Findings have validated the use of single-dose regimens of ivermectin and DEC or albendazole for large-scale control and eradication programs aimed at reducing Wuchereria bancrofti microfilaremia, antigenemia, and clinical manifestations.[50, 64, 65, 66, 67]
M perstans infection
Because M perstans is resistant to standard antiparasitic treatment, doxycycline is sometimes used to eradicate Wolbachia, an endosymbiont found in most filarial species.[26, 68]
Doxycycline treatment typically kills or sterilizes the filarial nematode. In an open-label, randomized trial, Coulibaly et al recruited patients with M perstans infection from 4 African villages in Mali. Patients were randomly assigned to receive 200 mg of doxycycline orally every day for 6 weeks or no treatment.
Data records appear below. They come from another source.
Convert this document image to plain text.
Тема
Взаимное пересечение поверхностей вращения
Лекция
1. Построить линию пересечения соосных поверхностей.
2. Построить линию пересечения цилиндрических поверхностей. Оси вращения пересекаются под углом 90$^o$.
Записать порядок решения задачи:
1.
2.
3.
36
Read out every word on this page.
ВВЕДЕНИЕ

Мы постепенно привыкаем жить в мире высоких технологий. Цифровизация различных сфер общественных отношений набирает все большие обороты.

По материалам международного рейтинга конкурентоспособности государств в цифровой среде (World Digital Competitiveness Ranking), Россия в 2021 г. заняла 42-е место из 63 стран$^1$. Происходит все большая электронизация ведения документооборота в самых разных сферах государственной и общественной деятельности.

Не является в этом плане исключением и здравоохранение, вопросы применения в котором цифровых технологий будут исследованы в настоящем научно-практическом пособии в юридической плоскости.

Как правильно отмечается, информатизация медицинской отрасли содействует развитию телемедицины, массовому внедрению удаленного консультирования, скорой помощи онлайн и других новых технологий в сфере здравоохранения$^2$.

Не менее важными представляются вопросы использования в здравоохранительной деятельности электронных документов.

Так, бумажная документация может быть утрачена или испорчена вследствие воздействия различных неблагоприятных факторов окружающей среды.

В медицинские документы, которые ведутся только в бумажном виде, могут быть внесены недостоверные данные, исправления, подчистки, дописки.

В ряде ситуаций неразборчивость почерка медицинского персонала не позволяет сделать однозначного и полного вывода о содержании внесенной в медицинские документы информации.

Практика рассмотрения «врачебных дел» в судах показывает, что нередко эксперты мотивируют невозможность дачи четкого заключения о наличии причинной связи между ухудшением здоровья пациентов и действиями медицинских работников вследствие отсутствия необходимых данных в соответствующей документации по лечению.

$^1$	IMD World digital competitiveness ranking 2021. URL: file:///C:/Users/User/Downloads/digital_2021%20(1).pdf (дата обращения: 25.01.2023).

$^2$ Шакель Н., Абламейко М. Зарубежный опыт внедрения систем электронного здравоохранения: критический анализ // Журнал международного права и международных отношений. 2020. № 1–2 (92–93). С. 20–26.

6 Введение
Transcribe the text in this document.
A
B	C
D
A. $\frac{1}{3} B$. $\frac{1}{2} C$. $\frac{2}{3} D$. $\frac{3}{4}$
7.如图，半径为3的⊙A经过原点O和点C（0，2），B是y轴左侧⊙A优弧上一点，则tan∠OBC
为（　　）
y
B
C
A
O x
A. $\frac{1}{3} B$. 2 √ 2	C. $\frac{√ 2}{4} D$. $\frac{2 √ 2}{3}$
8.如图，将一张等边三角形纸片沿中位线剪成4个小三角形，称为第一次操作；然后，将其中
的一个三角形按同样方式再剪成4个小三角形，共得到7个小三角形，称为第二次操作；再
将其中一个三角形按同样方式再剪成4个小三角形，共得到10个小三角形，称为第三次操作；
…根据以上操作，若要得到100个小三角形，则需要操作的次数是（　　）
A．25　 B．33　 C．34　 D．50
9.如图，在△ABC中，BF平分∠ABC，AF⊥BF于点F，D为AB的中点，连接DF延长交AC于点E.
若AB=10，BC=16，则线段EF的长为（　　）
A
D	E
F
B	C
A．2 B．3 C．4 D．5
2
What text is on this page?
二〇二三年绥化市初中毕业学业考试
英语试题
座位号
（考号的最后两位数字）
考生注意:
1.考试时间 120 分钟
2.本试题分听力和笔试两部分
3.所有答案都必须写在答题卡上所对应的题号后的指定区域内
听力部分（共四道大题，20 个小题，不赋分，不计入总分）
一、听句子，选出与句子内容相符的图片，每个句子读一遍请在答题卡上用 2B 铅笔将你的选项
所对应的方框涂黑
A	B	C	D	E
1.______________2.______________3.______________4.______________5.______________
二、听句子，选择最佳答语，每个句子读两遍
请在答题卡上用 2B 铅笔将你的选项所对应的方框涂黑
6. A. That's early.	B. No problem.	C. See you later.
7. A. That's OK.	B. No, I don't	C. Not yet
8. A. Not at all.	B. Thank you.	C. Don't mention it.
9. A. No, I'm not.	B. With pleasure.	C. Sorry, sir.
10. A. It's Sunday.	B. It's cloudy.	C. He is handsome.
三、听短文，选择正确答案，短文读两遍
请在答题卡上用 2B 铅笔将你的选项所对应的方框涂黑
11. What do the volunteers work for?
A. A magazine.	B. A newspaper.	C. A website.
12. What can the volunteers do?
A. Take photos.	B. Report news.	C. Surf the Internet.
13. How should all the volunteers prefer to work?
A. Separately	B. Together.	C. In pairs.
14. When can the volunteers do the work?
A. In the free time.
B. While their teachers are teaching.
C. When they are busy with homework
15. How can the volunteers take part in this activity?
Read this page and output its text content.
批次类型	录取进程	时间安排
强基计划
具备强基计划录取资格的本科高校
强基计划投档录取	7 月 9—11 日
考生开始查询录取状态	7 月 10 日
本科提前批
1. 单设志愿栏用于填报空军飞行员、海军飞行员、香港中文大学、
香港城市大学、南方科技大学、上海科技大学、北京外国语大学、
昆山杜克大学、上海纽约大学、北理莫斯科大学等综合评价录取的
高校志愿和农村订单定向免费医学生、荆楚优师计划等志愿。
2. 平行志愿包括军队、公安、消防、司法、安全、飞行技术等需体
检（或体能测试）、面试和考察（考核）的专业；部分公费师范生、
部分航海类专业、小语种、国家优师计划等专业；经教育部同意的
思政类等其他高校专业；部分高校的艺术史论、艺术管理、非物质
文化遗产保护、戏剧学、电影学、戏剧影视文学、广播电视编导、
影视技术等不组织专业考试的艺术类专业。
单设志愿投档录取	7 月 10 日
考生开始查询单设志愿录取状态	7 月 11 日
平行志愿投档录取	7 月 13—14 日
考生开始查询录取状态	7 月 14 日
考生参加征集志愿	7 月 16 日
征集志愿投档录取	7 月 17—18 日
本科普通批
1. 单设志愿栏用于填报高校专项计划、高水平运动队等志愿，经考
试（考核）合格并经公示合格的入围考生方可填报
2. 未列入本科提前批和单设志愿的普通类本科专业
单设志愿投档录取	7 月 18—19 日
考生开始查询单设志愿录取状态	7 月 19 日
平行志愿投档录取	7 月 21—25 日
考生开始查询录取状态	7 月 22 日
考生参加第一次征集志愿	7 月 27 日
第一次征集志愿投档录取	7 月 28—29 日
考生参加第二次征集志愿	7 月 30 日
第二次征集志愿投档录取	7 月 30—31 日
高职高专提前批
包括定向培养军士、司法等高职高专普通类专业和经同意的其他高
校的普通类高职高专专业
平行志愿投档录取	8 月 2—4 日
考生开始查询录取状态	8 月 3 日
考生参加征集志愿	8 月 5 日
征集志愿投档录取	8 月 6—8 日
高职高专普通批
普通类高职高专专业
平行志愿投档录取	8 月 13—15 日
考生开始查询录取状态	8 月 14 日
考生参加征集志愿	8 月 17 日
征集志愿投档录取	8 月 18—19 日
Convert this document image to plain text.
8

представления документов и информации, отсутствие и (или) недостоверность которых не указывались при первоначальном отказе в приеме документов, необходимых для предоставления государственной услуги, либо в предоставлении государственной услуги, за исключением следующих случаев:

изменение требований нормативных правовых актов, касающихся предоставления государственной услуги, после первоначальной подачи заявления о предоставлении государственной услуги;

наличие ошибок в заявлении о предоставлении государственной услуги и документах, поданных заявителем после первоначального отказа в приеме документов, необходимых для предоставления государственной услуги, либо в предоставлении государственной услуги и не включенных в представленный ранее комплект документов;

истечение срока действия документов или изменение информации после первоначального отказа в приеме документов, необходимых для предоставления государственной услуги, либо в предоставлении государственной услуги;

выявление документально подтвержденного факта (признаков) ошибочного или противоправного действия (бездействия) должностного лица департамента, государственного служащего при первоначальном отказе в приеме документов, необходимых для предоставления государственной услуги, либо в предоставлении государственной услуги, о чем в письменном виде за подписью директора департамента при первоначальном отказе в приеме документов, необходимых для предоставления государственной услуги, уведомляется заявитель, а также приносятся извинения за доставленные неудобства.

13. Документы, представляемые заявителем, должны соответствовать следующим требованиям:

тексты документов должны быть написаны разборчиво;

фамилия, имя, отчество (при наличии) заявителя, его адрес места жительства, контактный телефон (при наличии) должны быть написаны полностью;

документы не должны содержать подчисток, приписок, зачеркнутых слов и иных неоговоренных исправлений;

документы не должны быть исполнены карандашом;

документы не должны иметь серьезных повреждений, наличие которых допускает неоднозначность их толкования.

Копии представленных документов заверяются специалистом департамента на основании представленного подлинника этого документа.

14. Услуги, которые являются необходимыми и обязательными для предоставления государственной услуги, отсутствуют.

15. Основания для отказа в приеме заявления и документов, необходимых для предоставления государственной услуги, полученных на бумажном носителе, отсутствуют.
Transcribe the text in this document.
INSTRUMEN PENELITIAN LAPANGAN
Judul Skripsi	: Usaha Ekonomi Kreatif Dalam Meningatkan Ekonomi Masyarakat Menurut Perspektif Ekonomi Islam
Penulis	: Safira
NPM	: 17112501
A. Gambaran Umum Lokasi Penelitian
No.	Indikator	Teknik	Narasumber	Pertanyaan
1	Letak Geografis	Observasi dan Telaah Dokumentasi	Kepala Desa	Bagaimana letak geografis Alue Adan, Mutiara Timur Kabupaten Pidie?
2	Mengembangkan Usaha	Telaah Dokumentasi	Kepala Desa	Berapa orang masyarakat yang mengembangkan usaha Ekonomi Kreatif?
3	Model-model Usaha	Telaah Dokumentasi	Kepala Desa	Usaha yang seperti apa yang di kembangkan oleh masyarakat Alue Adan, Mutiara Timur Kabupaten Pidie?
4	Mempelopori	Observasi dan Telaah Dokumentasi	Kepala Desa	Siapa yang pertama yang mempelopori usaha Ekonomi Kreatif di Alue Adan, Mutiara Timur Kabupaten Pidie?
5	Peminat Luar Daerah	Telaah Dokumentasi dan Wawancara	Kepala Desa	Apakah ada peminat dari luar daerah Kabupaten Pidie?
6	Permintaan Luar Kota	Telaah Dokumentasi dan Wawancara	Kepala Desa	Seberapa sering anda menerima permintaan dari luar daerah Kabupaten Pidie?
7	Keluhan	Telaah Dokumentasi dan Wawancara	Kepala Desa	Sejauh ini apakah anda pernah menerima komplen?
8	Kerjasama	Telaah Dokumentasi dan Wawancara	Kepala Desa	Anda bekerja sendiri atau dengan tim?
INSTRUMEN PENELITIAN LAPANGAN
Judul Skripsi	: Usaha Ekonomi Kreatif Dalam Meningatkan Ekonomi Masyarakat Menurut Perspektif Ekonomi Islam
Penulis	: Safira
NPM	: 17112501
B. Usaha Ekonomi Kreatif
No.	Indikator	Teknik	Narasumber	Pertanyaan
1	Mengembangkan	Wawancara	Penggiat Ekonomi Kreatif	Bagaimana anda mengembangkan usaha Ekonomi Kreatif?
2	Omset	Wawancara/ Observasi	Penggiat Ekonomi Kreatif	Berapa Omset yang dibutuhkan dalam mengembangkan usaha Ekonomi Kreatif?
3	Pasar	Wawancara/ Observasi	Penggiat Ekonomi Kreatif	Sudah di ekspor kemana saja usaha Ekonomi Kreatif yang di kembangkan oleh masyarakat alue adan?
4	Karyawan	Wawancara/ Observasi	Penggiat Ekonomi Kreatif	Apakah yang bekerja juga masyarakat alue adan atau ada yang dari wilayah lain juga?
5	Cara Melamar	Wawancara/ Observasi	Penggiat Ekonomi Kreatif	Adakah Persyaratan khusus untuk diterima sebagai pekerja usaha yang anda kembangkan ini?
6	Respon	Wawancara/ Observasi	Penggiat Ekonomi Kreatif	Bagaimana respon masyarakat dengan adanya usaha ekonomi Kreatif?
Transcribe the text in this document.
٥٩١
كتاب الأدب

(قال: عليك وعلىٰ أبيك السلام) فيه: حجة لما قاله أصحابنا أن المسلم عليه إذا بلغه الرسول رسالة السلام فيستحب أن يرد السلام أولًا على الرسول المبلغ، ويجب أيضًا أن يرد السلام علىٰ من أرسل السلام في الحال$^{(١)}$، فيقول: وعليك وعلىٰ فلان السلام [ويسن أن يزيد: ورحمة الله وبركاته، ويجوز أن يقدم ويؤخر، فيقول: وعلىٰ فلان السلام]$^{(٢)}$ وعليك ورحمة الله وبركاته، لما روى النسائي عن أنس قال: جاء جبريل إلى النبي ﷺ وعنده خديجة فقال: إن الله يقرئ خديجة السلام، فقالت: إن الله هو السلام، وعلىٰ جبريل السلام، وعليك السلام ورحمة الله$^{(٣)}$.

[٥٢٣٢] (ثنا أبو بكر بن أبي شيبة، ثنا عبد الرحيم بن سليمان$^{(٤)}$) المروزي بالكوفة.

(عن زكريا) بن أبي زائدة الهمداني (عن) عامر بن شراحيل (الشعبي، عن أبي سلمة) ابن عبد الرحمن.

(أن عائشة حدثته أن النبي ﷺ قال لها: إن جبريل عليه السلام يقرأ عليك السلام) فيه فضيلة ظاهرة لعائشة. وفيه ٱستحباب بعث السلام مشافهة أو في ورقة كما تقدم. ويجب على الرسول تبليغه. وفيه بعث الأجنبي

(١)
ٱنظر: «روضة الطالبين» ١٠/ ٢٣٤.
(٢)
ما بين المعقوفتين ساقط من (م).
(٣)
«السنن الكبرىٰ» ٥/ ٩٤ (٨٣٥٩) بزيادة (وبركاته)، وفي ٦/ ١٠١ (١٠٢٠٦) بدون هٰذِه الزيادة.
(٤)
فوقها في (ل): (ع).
At 12 months, 97% of patients who received doxycycline had no detectable blood levels of M perstans, compared with 16% of patients in the group that did not receive treatment. At 36 months, M perstans remained suppressed in 75% of patients who had received doxycycline.
Patient monitoring includes posttreatment follow-up for 12 months, with examination of peripheral blood and skin snips for microfilariae.
Observe and monitor oral therapeutic plans with DEC because compliance with therapy is poor and usually incomplete.
Patients with filariasis are, by default, at risk for other parasitic infections because areas endemic for bancroftian filariasis are also endemic for other parasites. After treatment, patients should be monitored for symptoms that are characteristic of parasitic infections.